Lollitests für zu Hause, bei denen Kinder das Teststäbchen wie einen Lolli im Mund lutschen, sind aber nicht als Testnachweise in städtischen Einrichtungen erlaubt. Das soll sich in dieser Gemeinderatssitzung ändern, hofft die Initiative – und dafür haben die Eltern in den vergangenen Wochen circa 600 Unterschriften gesammelt. „Weiterhin wollen wir, dass die Stadt Donaueschingen die Eltern als mündige und verantwortungsbewusste Bürgerinnen und Bürger wahrnimmt“, heißt es in ihrer Petition.
„Sie fragen in einer Art und Weise, die in Richtung Unterstellung geht.“Erik Pauly, Oberbürgermeister
Doch nach einer halben Stunde und mehreren diplomatischen Antworten des Oberbürgermeisters scheinen sich die Wünsche der Eltern nicht zu erfüllen. Die Hoffnung von einigen verwandelt sich nun in Frustration. Eine Fragenstellerin, die sich als „Monika Ragg aus Donaueschingen“ vorstellt, lässt ihren Unmut am Oberbürgermeister Erik Pauly aus.

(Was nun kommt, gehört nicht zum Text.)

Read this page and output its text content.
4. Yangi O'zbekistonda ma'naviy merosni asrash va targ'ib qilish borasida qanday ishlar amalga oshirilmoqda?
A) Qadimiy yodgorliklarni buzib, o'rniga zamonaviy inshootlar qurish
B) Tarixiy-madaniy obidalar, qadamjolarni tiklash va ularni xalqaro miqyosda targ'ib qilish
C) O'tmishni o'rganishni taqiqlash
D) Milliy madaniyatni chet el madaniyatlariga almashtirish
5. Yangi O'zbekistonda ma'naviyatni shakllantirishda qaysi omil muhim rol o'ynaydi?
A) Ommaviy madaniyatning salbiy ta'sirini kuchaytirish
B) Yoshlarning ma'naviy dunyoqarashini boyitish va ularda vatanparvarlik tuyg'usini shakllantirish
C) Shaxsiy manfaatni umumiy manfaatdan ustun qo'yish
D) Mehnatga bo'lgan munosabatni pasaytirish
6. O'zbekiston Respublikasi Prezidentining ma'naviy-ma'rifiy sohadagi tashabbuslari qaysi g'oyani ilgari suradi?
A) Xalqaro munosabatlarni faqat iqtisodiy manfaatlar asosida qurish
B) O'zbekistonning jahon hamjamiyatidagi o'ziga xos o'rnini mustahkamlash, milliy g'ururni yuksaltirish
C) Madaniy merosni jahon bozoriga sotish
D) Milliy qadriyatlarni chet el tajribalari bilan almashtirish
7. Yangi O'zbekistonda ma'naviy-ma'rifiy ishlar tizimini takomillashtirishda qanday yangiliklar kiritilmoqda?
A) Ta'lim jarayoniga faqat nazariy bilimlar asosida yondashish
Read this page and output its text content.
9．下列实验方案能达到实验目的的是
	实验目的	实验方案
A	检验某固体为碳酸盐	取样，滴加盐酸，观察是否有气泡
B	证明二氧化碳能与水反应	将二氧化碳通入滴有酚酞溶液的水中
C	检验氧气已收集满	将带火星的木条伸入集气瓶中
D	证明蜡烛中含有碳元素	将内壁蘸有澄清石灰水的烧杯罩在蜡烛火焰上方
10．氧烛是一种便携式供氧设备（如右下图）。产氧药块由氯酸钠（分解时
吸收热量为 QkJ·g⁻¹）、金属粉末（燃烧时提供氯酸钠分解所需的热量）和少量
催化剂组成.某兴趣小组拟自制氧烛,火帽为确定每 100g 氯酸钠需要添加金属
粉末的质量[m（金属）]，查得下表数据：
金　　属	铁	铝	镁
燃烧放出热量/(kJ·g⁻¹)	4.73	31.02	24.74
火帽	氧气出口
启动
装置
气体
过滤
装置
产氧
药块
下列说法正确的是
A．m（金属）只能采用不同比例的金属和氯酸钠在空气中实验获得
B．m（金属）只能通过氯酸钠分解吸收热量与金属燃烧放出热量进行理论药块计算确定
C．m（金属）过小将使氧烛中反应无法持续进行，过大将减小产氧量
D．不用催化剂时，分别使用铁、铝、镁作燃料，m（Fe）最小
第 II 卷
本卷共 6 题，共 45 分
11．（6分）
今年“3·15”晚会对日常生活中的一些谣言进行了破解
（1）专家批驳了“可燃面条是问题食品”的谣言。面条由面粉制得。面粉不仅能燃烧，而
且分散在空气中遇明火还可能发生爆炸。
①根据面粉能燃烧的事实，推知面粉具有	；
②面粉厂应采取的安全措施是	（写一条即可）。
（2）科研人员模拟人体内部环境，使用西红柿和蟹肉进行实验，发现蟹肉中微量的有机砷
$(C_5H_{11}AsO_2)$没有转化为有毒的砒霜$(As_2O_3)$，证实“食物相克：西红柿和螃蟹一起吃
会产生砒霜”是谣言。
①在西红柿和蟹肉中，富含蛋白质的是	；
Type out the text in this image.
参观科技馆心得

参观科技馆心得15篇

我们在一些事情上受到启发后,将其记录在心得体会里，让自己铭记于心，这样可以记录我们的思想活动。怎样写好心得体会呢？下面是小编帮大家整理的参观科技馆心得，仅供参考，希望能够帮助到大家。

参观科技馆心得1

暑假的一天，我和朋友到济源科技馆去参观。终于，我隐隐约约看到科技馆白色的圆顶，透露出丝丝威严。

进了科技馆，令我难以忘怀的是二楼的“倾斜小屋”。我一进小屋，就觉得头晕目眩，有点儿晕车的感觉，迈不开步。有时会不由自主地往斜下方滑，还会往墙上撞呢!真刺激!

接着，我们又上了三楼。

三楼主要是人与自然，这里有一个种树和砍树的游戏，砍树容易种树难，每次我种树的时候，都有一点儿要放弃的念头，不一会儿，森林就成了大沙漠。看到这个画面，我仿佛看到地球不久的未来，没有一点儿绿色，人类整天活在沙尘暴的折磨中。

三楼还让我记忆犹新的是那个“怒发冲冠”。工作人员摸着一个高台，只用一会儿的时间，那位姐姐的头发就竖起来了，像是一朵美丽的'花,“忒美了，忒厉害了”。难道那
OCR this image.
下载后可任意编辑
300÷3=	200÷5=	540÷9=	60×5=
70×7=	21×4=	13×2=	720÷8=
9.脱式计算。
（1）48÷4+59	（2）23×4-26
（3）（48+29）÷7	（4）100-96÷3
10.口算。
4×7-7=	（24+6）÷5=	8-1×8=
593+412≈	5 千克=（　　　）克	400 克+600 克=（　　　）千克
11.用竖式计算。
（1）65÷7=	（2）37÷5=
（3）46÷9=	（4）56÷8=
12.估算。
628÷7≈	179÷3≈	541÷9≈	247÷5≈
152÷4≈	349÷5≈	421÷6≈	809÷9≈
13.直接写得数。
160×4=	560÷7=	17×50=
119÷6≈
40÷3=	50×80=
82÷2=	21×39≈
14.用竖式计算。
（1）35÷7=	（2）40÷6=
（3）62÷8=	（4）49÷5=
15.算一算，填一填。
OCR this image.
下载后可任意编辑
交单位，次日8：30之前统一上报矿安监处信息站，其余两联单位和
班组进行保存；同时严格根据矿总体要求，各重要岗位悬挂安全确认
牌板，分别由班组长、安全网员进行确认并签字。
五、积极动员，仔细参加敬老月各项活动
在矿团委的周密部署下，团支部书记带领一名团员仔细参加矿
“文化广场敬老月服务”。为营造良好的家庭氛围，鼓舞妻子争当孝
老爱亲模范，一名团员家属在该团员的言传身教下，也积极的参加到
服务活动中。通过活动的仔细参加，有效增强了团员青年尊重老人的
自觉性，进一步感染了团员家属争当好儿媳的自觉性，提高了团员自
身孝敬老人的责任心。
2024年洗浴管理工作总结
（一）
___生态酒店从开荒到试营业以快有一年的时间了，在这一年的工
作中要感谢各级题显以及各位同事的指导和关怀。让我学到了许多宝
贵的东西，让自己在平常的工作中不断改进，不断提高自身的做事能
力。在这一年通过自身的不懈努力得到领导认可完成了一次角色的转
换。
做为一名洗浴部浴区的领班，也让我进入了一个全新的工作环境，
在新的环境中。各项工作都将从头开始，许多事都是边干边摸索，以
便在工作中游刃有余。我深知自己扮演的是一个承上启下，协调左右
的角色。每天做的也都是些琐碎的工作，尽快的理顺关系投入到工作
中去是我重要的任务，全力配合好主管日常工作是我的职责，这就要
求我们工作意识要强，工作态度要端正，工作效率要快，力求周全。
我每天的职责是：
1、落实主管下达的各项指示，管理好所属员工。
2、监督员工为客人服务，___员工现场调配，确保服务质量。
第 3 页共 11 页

Irgendwann wird es diesem zuviel. „Wir machen hier jetzt kein Kreuzverhör eines Bürgermeisters, sondern versuchen sachlich miteinander umzugehen!“ Nachdem ihn die Fragestellerin mehrfach bei seiner Antwort unterbrochen hat, sagt er: „Sie fragen in einer Art und Weise, die in Richtung Unterstellung geht.“
So kam es zu der hitzigen Diskussion
Zuvor haben Saskia Braun, Nadine Lux, Anja Drehmel und Marianne Markwardt in ruhigen Worten die Ziele der Elterninitiative vorgestellt. Sie haben gefordert, dass Lollitests zu Hause gemacht werden könnten und dass Eltern das Testergebnis schriftlich bestätigen. Nasaltests seien bei Kleinkindern dagegen „schwierig bis unmöglich“.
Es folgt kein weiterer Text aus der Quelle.